God, his nollie flips are a thing of beauty.
It’s truly a thing of fuckin’ beauty. Jon hits me up every morning like, “Where are we skating?” It’s like, “Fuck, I don’t know, Jon. Let’s just get out there and skate.” He’s really driven to skate and that’s really fuckin’ special, just having people there like, “Hey, let’s skate.” It’s a good environment.
Have a nice day? It’ll be better than your whole life Photo: Karpinski
And then you, Jon and Leo are off the alcohol. You’re not drinking, right?
Yeah.
Cool. How is that? How is that affecting your skating?
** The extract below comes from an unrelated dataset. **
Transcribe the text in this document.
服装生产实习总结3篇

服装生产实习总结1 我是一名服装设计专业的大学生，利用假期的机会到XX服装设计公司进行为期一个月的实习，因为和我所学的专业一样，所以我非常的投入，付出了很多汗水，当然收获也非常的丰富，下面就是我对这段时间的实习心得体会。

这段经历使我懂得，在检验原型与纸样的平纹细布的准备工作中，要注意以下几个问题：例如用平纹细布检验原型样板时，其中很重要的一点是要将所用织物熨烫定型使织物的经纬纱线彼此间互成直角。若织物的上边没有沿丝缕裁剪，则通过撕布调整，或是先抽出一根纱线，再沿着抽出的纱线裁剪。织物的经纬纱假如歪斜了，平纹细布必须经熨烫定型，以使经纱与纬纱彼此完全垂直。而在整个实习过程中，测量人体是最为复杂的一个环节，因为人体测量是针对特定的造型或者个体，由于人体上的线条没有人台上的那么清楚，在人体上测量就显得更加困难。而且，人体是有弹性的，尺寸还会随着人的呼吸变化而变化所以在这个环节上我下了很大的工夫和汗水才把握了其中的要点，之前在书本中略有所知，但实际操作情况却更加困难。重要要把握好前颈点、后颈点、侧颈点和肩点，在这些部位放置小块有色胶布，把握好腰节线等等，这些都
It’s doing good. It’s one of those things where you look at it and you’re like, Why am I wasting my time being hungover in this time in my life? You kinda just go fuckin’ skate instead. You just take all that energy you’ve wasted and you put it towards skating.
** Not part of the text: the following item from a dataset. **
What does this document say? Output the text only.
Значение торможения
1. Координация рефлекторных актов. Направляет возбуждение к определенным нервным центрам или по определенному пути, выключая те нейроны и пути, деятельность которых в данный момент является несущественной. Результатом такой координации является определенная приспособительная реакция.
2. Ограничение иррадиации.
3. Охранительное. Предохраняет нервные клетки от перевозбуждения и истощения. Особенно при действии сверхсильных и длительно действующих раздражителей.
That’s beautiful. I love it. How long has it been since you’ve had a drink?
I haven’t had a drink for 17 months, I think.
What is gonna be your first drink when you have a drink again?
Probably an old fashioned.
Very good.
That’s the whole thing with it—you wanna be able to control yourself and being a skateboarder it’s so easy to lose control or lose sight of what you’re really doing. And you need to be able to balance that. Because I don’t think drinking is the worst thing in the world, I just think that me wasting my time drinking was really bad. I was just like, Damn, I’m wasting my youth. So I don’t plan on going forever but whenever the time’s right and to not just be some crazy drinker again and just be able to have a drink and be like, Okay, just one and done.
Yeah, it’s all moderation.
Yeah it’s just like a social thing, you know? And that’s what all this stuff is—it’s just a test and then I don’t know when I’ll be ready to drink again. It’s easier to look at it as it’s not forever because forever is such a long time.
And you don’t want to think of it like that.
Yeah. Just a day-by-day thing and then just having a drive to accomplish something. So that’s what I’m doing right now, working on this Emerica part. It’s like my sober part and this is who I am right now and this is what I’m doing.
I think that definitely has a major impact if you have a goal or a drive and you think, Hey, I don’t need this other stuff that’s setting me back from my goal. I think as skateboarders, we have very good self discipline and we can just turn it off when we need to. You just say, “No, I’m done.” You let it go and then focus on what really needs to get done.
But that’s the thing with being a skateboarder, too—your time is your own. You can do whatever and that’s how it’s so easy to fall into such bad stuff. ’Cause every day is like your own time and you’re filling your time with whatever you wanna do. So it’s easy to fall into drinking and not caring about what you’re really doing. But you have to realize, like, wait—I’m here because I’m a skateboarder. I’m not here to just fuckin’ party. I’m here to do something and inspire kids to be the best skateboarders they can be and be something other than what they think they can be, something more than what they are.
That is beautiful. Here to inspire and grow.
Yeah, that’s what the skaters before us did for us. That’s what pushed us to do this and now we’re traveling the world together and that’s from the skateboarders before us. Shoulders of giants, you know?
I got one more question. One way to change the world, how would you do it?
Everyone listens to techno. Everyone listens to Chemical Brothers and everyone loves one another.
Every person gives one random person a hug a day?
That would be badass. And everyone listens to “Dream On” by Chemical Brothers. That would probably help them all out. That would probably do something.
Hugs? Techno? Skateboarding will save the world. Dakota knows Photo: Karpinski
Well, that’s all the questions I wanted to ask.
I actually brought you here to interview you. How are you the gnarliest skater of all time? How are you fucking that gnarly? They better put that in print. Jaws is the gnarliest skater ever.